Sumber Daya Manusia:
7. Adanya pasien risti yang bukan masyarakat wilayah Cangkol
Dengan adanya masyarakat yang andon dengan resiko tinggi ini, akan
mempersulit data rekapitulasi pasien yang resiko tinggi di kelurahan
Lemahwungkuk sehingga angka kematian atau kesakitan di kelurahan
Lemahwungkuk tidak valid
8. Kurangnya tenaga analis laboratorium
Kurangnya tenaga kesehatan analis yang menyebabkan kurangnya
pemeriksaan penunjang di ruang laboratorium sederhana puskesmas
Cangkol sehingga tidak semua pemeriksaan laboratorium dapat
tercover di puskesmas Cangkol
9. Tidak adanya dr. Spesialis Jantung (RSBM) di Puskesmas Cangkol
Kurangnya tenaga medis kesehatan yaitu dr. Spesialis Jantung di
Puskesas Cangkol sehingga pasien yang mempunyai penyakit jantung
harus dirujuk ke RS rujukan RSBM.
10. Perawat dan bidan belum mengikuti pelatihan PONED
12
Kurangnya tenaga medis terutama perawat dan bidan yang belum
bersertifikat PONED sehingga harus dilaksanakan pelatihan atau on
job training di RS PONEK. Karena salah satu syarat Puskesmas
PONED harus memiliki perawat dan bidan yang bersertifikat PONED.
Sarana dan Prasarana
11. RS rujukan RSBM (RS Gunung Jati) yang belum dimanfaatkan secara
optimal atau kamar sering penuh
Kurangnya kamar terutama ruang NICU dan PICU di RS Gunung Jati
sehingga menyebabkan pelayanan rumah sakit untuk pasien RSBM
kota Cirebon yang kurang optimal.
12. Alat-alat pemeriksaan yang belum dimaksimalkan
Puskesmas Cangkol memiliki inkubator dan alat pemeriksaan
ultrasonografi dalam menunjang pelayanan PONED namun
ketersediaan sarana tersebut belum dapat dimaksimalkan dalam
penggunaannya dikarenakan belum adanya tenaga terlatih yang
khusus menangani, merawat, dan menggunakan sarana tersebut.

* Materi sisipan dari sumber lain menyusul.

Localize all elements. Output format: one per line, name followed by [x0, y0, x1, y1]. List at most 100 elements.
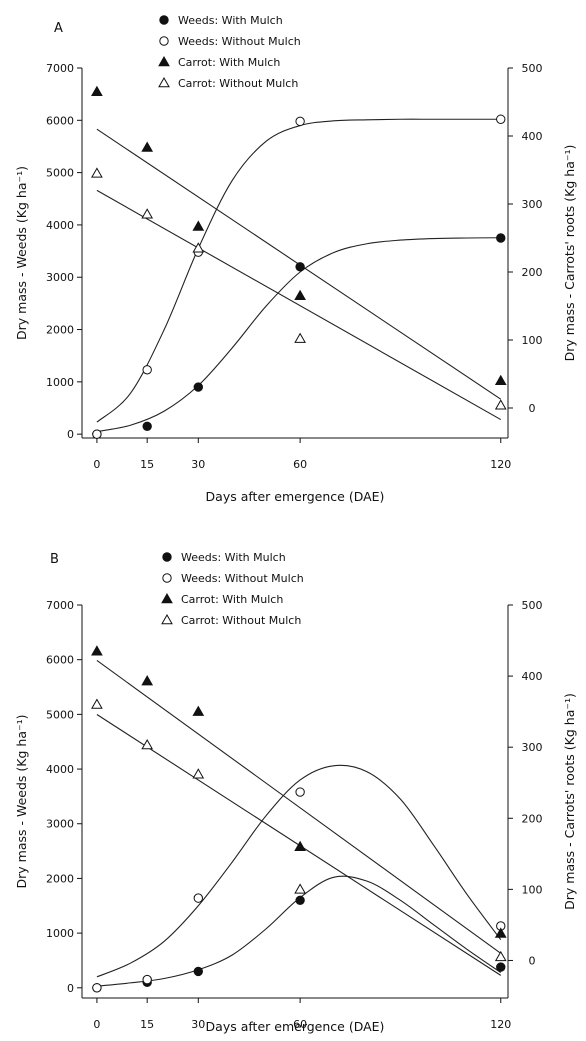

Penggunaan alat USG secara maksimal dapat membantu dalam
penapisan kehamilan risiko tinggi dan menentukan prognosis dari
persalinan. Penggunaan inkubator penting bagi pelayanan neonatus
dan bayi muda, serta sebagai alat tatalaksana dalam kasus-kasuss bayi
risti tertentu seperti bayi dengan ikterus dan hipotermia. Belum
maksimalnya penggunaan sarana tersebut disayangkan karena sarana
tersebut penting dalam pelayanan PONED.
13. Belum terpenuhinya syarat Puskesmas PONED
Belum tersedianya rawat inap, tenaga kesehatan belum tersertifikasi
dan luas tanah yang belum memenuhi fasilitas PONED.
14. Belum tersedianya ruangan untuk pasien rawat inap
Kurangnya luas tanah dan fasilitas untuk rawat inap di Puskesmas
Cangkol
15. Kurangnya fasilitas untuk perawatan neonatal
Belum optimalnya penggunaan box bayi dengan inkubator
13
16. Belum maksimalnya penanganan kegawatdaruratan dan fasilitas yang
dibutuhkan
Kurangnya tenaga kesehatan mampu PONED dan fasilitas yang belum
optimal
Dana
17. Terbatasnya biaya operasional puskesmas
Kesehatan yang disediakan oleh pemerintah dari APBD untuk
pelayanan kesehatan tidak selalu mencukupi kebutuhan. Hal tersebut
terkait manajemen baik dari pemerintah maupun pelayanan kesehatan
dan kebutuhan masyarakat di pusat pelayanan kesehatan primer.
Penggunaan anggaran yang diberikan pemerintah diutamakan untuk
pelaksanaan program dasar puskesmas sehingga tidak semua program
kesehatan yang direncanakan puskesmas dapat terlaksana.